Hassan Wahbi écrit depuis longtemps. Mais à partir du jour où la mort a emporté son fils de vingt-six ans dans son sommeil, son écriture a forcément changé, s’est amplifiée, s’est remplie par cette absence intolérable.
Il en est conscient, lit beaucoup, relit aussi des textes qui réconfortent sa soif d’exister malgré tout. Gaston Bachelard, Pascal Quignard, Emile Cioran, Nietzsche dont il cite cette phrase: «les vrais artistes de la vie, apprennent à mettre un peu d’art dans leurs sentiments». Puis, il écrit «tout éclate dans le silence de l’aimance».
J’aime ce mot qu’il a repris à Abdelkébir Khatibi: l’aimance, qu’on pourrait définir comme «être l’amant par-delà orages, séismes, fièvres du réel»; l’aimance est un amour pur et absolu.
Dans ses carnets, Hassan Wahbi passe de la réflexion sur l’amour à des actes de deuil comme par exemple sa visite au cimetière. Là, il rencontre ceux qu’il appelle «les putes du ciel», des marchands du spirituel, harceleurs par le religieux, des hypocrites, des lecteurs du Coran à toute vitesse, l’œil sur le mort présent, l’autre sur la poche de la famille du mort, un autre œil sur la porte du cimetière pour se précipiter sur un autre mort à ensevelir de leurs paroles à moitiés avalées.
Il s’interroge souvent sur l’écriture, sa nécessité, ses illusions.
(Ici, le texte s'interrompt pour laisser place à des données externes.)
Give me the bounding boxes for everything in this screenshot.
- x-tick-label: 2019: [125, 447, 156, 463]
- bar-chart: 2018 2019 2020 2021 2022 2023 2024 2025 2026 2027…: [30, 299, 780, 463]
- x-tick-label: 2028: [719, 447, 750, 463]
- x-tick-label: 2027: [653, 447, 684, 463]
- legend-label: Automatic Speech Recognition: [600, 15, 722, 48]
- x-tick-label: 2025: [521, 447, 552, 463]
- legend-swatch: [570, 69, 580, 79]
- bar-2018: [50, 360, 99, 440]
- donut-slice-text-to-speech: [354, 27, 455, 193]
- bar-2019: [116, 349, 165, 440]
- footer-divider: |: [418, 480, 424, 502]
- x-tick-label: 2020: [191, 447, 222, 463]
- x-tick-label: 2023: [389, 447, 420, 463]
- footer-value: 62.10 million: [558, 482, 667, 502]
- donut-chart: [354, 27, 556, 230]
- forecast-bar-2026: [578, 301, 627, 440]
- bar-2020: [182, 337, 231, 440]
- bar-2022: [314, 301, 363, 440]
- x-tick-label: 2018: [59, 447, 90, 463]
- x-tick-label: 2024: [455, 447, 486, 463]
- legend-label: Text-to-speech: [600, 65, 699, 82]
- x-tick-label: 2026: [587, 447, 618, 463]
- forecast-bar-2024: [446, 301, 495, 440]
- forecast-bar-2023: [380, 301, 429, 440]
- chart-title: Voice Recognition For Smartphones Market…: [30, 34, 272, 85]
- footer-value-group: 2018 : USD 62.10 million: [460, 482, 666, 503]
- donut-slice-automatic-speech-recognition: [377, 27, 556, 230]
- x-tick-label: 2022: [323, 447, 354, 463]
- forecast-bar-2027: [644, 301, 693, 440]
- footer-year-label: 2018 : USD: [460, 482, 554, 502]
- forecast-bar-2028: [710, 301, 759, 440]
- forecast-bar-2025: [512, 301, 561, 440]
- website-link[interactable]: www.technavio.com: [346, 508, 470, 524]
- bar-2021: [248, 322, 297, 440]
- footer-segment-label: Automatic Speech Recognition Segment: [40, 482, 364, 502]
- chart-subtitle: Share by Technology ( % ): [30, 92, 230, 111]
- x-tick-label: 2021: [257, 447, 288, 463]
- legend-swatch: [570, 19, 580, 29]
Il rappelle que «la langue est territoire où on ne désire pas forcément rester car il s’accompagne d’une relation conflictuelle, d’une tension de dépossession; seul le silence est hospitalier».
Son fils disparu est devenu un personnage intérieur, dans ce silence absolu, cette absence irrémédiable. Alors les mots accourent de partout pour le sauver, l’aider à sortir de ce qu’il appelle «cette nuit humaine».
Dans le recueil Petit éloge de l’aimance, il écrit:
«On ne nous a pas appris à épeler
L’alphabet du corps aimant
Le silence est trop fort
Pour laisser venir la langue désirable».
La poésie de Hassan Wahbi nous est essentielle. Vous commencez à la lire, puis, vous posez le livre et vous partez dans une méditation sur la vie, sur la mort, sur les petits riens des jours, sur les visages aimés qui passent ou s’absentent. C’est cela la poésie, la force de la poésie quand elle est totalement sincère, profondément humaine, qui ne joue ni avec les mots ni avec nos sentiments.
Au Maroc, l’écriture de la poésie, en arabe ou en français, en dialectal ou en amazigh est de plus en plus fréquente. La poésie passe souvent par le chant. Mais ce qu’écrit Hassan Wahbi doit être lu à voix basse, dans une intimité où le respect des mots vient de leur exigence, car ils viennent du plus profond de l’âme blessée du poète.